Putrajaya appears to be protecting international wildlife smuggler Anson Wong and his wife by giving them permits to operate their business in Penang, said two opposition lawmakers today.
The lawmakers pointed out that despite Putrajaya's assertions that all permits to Wong and his wife Cheah Bing Shee, under the company CBS Wildlife, have been cancelled, utility bills for another company, Rona Wildlife, in Jalan Tanjung Tokong, showed otherwise.
Following an expose on television network Al-Jazeera last month about the thriving wildlife smuggling trade in Malaysia by the notorious smuggler, the Natural Resources and Environment Ministry had issued a statement that all permits to Wong's wife, Cheah Bing Shee, had been cancelled.
"However, here we have utility bills under the name of Cheah Bing Shee with the same address as Rona Wildlife in Jalan Tanjung Tokong," said Padang Serai MP and animal activist N. Surendran.
"And how is it that the Al Jazeera producer can go to the office and find out from a worker there that his boss is Anson Wong and the authorities claim not to know that?"
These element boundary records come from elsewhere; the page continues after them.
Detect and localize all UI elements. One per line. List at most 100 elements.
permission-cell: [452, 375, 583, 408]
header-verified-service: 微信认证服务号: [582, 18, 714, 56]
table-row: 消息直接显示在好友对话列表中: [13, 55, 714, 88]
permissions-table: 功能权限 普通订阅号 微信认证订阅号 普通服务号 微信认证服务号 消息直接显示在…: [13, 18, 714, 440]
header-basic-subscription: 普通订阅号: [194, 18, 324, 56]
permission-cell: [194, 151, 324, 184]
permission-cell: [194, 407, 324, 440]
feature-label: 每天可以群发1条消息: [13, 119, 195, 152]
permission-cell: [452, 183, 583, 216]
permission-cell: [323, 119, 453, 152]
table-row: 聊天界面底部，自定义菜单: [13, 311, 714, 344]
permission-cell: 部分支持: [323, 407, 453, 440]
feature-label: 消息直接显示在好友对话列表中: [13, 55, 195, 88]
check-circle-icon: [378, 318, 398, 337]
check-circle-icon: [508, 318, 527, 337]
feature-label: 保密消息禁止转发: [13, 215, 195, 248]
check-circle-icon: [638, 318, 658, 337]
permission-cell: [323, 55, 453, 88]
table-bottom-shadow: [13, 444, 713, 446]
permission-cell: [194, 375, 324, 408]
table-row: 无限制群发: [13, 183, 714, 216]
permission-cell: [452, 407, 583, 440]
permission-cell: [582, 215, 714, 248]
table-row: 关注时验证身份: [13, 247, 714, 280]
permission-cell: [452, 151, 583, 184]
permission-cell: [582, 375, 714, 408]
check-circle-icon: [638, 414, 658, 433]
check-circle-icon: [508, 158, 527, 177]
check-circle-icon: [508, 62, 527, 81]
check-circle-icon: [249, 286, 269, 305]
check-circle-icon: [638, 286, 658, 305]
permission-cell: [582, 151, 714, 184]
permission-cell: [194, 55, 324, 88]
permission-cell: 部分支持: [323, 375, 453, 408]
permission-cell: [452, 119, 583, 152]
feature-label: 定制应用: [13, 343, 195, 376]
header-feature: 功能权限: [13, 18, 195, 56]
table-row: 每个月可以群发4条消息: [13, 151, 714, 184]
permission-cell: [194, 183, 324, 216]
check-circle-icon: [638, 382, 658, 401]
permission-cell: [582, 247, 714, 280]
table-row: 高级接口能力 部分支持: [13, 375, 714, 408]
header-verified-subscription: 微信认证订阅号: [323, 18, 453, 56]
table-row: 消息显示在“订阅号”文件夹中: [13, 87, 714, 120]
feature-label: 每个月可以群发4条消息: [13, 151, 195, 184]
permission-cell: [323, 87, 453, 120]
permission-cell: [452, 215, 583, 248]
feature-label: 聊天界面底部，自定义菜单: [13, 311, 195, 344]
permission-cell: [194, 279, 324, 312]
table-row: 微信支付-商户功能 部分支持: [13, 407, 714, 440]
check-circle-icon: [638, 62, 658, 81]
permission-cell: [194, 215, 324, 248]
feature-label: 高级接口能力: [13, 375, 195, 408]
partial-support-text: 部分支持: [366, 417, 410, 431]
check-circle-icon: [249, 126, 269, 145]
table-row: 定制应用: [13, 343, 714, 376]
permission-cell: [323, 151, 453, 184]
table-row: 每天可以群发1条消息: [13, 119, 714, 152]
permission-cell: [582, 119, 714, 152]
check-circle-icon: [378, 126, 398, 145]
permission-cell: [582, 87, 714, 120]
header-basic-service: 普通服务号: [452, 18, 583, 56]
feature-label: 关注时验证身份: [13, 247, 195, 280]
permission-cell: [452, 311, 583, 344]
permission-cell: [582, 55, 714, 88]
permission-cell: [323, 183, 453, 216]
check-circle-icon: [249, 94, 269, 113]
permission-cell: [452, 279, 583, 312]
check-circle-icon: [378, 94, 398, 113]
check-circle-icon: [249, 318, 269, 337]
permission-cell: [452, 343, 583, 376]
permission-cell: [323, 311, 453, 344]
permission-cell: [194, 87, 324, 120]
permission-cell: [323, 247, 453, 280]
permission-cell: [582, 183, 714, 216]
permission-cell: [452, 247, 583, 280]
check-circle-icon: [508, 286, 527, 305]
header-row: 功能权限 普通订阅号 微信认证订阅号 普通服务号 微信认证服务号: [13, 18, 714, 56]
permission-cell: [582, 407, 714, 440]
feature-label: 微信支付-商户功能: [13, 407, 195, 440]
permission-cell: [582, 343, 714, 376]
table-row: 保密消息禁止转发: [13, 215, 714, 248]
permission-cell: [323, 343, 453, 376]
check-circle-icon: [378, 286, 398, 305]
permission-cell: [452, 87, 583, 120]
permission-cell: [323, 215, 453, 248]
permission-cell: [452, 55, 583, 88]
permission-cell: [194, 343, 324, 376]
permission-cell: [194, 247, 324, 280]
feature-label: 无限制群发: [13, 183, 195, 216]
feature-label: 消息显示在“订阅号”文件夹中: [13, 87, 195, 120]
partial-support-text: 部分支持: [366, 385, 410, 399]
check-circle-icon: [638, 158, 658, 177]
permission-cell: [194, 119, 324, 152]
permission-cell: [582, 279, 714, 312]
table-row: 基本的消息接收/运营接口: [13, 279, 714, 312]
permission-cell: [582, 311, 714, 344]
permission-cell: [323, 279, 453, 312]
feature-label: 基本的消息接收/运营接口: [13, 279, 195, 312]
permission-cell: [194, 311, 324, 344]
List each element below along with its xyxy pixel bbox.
Surendran said the ministry had been lying to the Malaysian public in allowing Wong to continue his notorious trading of wildlife.
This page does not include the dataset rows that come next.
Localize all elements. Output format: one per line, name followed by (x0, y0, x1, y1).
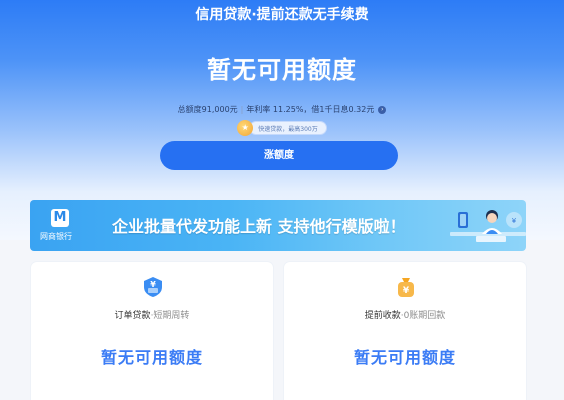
available-quota-status: 暂无可用额度 (207, 56, 357, 84)
svg-text:¥: ¥ (403, 286, 410, 296)
card-title: 订单贷款 (114, 311, 151, 321)
promo-banner[interactable]: M 网商银行 企业批量代发功能上新 支持他行模版啦！ ¥ (30, 200, 526, 251)
card-title: 提前收款 (364, 311, 401, 321)
card-subtitle: ·短期周转 (150, 311, 190, 321)
separator: | (240, 105, 244, 114)
info-arrow-icon[interactable]: › (378, 105, 387, 114)
early-collection-card[interactable]: ¥ 提前收款·0账期回款 暂无可用额度 (284, 262, 526, 400)
credit-info-line[interactable]: 总额度91,000元 | 年利率 11.25%，借1千日息0.32元 › (0, 104, 564, 115)
bank-logo: M 网商银行 (40, 209, 80, 243)
banner-headline: 企业批量代发功能上新 支持他行模版啦！ (112, 217, 406, 236)
card-quota-status: 暂无可用额度 (100, 348, 203, 367)
yuan-bag-icon: ¥ (398, 278, 414, 297)
page-title: 信用贷款·提前还款无手续费 (195, 7, 369, 23)
svg-text:¥: ¥ (512, 217, 517, 225)
rate-text: 年利率 11.25%，借1千日息0.32元 (246, 105, 375, 114)
shield-yuan-icon: ¥ (144, 277, 162, 297)
svg-text:¥: ¥ (150, 280, 156, 289)
order-loan-card[interactable]: ¥ 订单贷款·短期周转 暂无可用额度 (31, 262, 273, 400)
card-subtitle: ·0账期回款 (400, 311, 446, 321)
card-label: 订单贷款·短期周转 (31, 308, 273, 321)
total-quota-text: 总额度91,000元 (177, 105, 238, 114)
promo-tag: 快速贷款，最高300万 (249, 121, 327, 135)
card-label: 提前收款·0账期回款 (284, 308, 526, 321)
raise-quota-button[interactable]: 涨额度 (160, 141, 398, 170)
logo-text: 网商银行 (40, 232, 72, 241)
card-quota-status: 暂无可用额度 (353, 348, 456, 367)
support-agent-illustration: ¥ (450, 210, 526, 242)
logo-mark: M (51, 209, 69, 227)
promo-tag-row: ★ 快速贷款，最高300万 (0, 120, 564, 136)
"Why are Anson and his wife above the law? The buck stops with the minister. Clearly there is corruption when the entire top leadership of Perhilitan is incapable of stemming wildlife trafficking by Wong and his wife," added Surendran, referring to the Department of Wildlife and National Parks.
Serdang MP Ong Kian Ming (pic, right) also lashed out at the authorities for not using their enforcement powers to raid Wong's base in Teluk Bahang when the Al-Jazeera documentary last month had exposed that there were endangered species on the premises.
Wong gained notoriety in 1998 when he was arrested by agents from the United States after they lured him to Mexico in a highly elaborate five-year investigation that became a best-selling book, the Lizard King. He was sentenced to 71 months in prison in the United States in 2001 after pleading guilty to trafficking in endangered reptiles.
Following his release and return to Malaysia, fears that he continued to be involved in smuggling were confirmed in 2010 when his bag broke while waiting for his flight to Jakarta, revealing some boa constrictors.
After serving just 17 months of a five year jail sentence, Wong was freed by the Court of Appeal, a decision which outraged campaign groups.
Surendran called for the minister to explain what action had been taken to interrogate Wong and his wife following the revelations in the Al-Jazeera documentary.
"We have been labelled as the hub for wildlife smuggling, and this trade is the second biggest after drug trafficking. There must be public pressure on the authorities to put a stop to this,"he said.
He then challenged Wong to "come look for him if he wanted his utility bills back", while waving the two original utility bills under Cheah's name. - December 4, 2013.